De routekaart ziet er na deze aanvullende onderzoeksvraag als volgt uit.
Stap
Toelichting
Indicatie tijdpad
1
Oplevering eerste verkenning (quickscan) naar de economische effecten van een graslandnorm.
In deze eerste verkenning worden verschillende scenario’s weergegeven, waarin de financiële
gevolgen van een graslandnorm voor melkveehouders worden berekend. Ook wordt een eerste
inzicht gegeven van de ruimtelijke consequenties in de verschillende provincies.1
Bijgaand
2
Opdrachtverlening vervolgonderzoeken economische gevolgen in brede zin voor melkveehouders
(integraal) en voor de gehele keten en de bijeffecten van emissies (broeikasgas).
Februari 2025
3
Afronding vervolgonderzoeken met betrekking tot de economische gevolgen in brede zin
voor melkveehouders (integraal) en voor de gehele keten, en de bijeffecten van emissies
(broeikasgas). Deze onderzoeken bouwen voort op de resultaten van de eerste verkenning
en hebben als basis dezelfde bandbreedtes van een graslandnorm.
Eind mei 2025
4
Maken van beleidskeuzes op basis van de uitkomsten van de onderzoeken.
Juni–juli 2025
5
Informeren Kamer over de uitkomst van de afweging en aanbieden rapporten.
Uiterlijk 31 juli 2025
X Noot
1
Deze quickscan biedt op zichzelf onvoldoende basis voor het maken van een beleidskeuze
met betrekking tot het invoeren van een graslandnorm. Beleidskeuzes kunnen pas gemaakt
worden als ook de uitkomsten van de vervolgonderzoeken beschikbaar zijn.

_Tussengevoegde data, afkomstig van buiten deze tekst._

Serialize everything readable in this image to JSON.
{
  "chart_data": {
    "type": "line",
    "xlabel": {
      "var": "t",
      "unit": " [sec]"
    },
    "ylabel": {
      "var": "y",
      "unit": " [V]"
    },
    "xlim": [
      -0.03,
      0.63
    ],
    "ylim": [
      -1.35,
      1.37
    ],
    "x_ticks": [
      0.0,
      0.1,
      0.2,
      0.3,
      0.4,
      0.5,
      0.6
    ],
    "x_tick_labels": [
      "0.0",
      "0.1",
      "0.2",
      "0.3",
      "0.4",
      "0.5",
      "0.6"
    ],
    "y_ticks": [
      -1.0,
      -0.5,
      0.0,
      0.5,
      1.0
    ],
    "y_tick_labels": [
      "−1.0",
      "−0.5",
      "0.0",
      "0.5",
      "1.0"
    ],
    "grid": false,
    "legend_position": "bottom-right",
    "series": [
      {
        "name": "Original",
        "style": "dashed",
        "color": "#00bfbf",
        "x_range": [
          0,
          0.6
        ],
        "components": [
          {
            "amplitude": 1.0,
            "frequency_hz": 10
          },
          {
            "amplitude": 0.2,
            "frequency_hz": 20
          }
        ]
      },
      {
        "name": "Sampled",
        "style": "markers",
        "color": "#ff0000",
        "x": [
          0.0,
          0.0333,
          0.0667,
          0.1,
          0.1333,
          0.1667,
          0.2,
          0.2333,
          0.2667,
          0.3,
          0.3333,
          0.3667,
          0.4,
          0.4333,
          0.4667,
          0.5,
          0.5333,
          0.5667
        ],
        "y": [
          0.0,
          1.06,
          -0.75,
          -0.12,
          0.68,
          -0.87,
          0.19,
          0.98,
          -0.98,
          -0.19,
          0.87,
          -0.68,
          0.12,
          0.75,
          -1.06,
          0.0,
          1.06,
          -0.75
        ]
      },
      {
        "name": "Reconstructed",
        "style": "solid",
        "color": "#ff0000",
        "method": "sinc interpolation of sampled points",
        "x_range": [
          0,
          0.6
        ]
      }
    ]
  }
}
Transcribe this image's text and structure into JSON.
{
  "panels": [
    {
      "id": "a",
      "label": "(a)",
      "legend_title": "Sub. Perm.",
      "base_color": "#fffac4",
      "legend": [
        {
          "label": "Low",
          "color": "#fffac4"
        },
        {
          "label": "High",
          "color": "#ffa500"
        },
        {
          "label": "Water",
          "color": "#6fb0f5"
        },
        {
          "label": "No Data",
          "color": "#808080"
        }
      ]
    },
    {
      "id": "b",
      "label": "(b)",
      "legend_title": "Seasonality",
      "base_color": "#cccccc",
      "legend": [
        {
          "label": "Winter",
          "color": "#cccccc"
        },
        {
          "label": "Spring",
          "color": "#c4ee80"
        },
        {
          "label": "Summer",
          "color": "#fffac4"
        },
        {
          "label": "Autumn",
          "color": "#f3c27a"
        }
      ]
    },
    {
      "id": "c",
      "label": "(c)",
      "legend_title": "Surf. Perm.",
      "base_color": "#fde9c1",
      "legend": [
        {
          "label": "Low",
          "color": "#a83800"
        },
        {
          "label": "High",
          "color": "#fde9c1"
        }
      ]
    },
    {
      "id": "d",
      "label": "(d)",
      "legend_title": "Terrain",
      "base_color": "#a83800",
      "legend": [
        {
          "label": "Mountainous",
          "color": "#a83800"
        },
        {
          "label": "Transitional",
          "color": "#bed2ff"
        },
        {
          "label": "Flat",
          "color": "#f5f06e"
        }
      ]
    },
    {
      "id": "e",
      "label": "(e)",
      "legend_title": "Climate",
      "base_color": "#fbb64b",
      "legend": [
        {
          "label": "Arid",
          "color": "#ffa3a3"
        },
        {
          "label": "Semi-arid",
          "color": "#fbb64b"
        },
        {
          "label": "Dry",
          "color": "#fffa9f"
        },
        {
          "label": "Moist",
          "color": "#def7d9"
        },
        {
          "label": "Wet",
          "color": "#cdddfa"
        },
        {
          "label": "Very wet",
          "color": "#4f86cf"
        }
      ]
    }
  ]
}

Vervolgonderzoeken (stap 2)
Stap 2 in de routekaart is het uitzetten van de twee onderzoeken die ik in mijn brief van
13 september 20243 heb aangekondigd. In deze onderzoeken betrek ik de vraag naar de integrale economische
effecten in relatie tot de gevolgen van andere maatregelen die op het boerenerf terecht
komen (zoals het verlies van derogatie). Dit leidt tot onderzoek naar de bijeffecten
van emissies (broeikasgas) (hierna: quickscan bijeffecten) en onderzoek naar de economische
gevolgen in brede zin voor melkveehouders (integraal) en de gehele keten (hierna:
quickscan keteneffecten). Ik heb deze onderzoeken onlangs uitgezet. Deze onderzoeken
zijn gebaseerd op dezelfde niveaus van de graslandnorm als zijn onderzocht in de eerste
verkenning economische effecten.
Quickscan keteneffecten
Een analyse wordt gemaakt van de economische effecten van de invoering van een graslandnorm
in de Nederlandse melkveehouderij op melkveehouders (integraal) en de zuivelketen.
Doel van het onderzoek is om 1) inzicht te geven in de impact van de invoering van
een graslandnorm op het bedrijfsinkomen van melkveehouders als daarbij ook de economische
effecten van het verlies van derogatie en andere maatregelen die op de melkveehouder
afkomen wordt betrokken; en 2) inzicht te geven in de economische effecten (productie,
prijzen, import, export, werkgelegenheid) voor de gehele zuivelketen van de invoering
van een graslandnorm in de Nederlandse melkveehouderij. Daarbij wordt rekening gehouden
met de EU- en wereldmarkt context waarin de Nederlandse zuivelketen werkt. Bovendien
worden doorwerkingseffecten op de met de melkveehouderij en melkverwerking samenhangende
economische activiteiten (bijvoorbeeld veevoerindustrie) en werkgelegenheid in beeld
gebracht.
Het onderzoek wordt uitgevoerd aan de hand van een aantal stappen.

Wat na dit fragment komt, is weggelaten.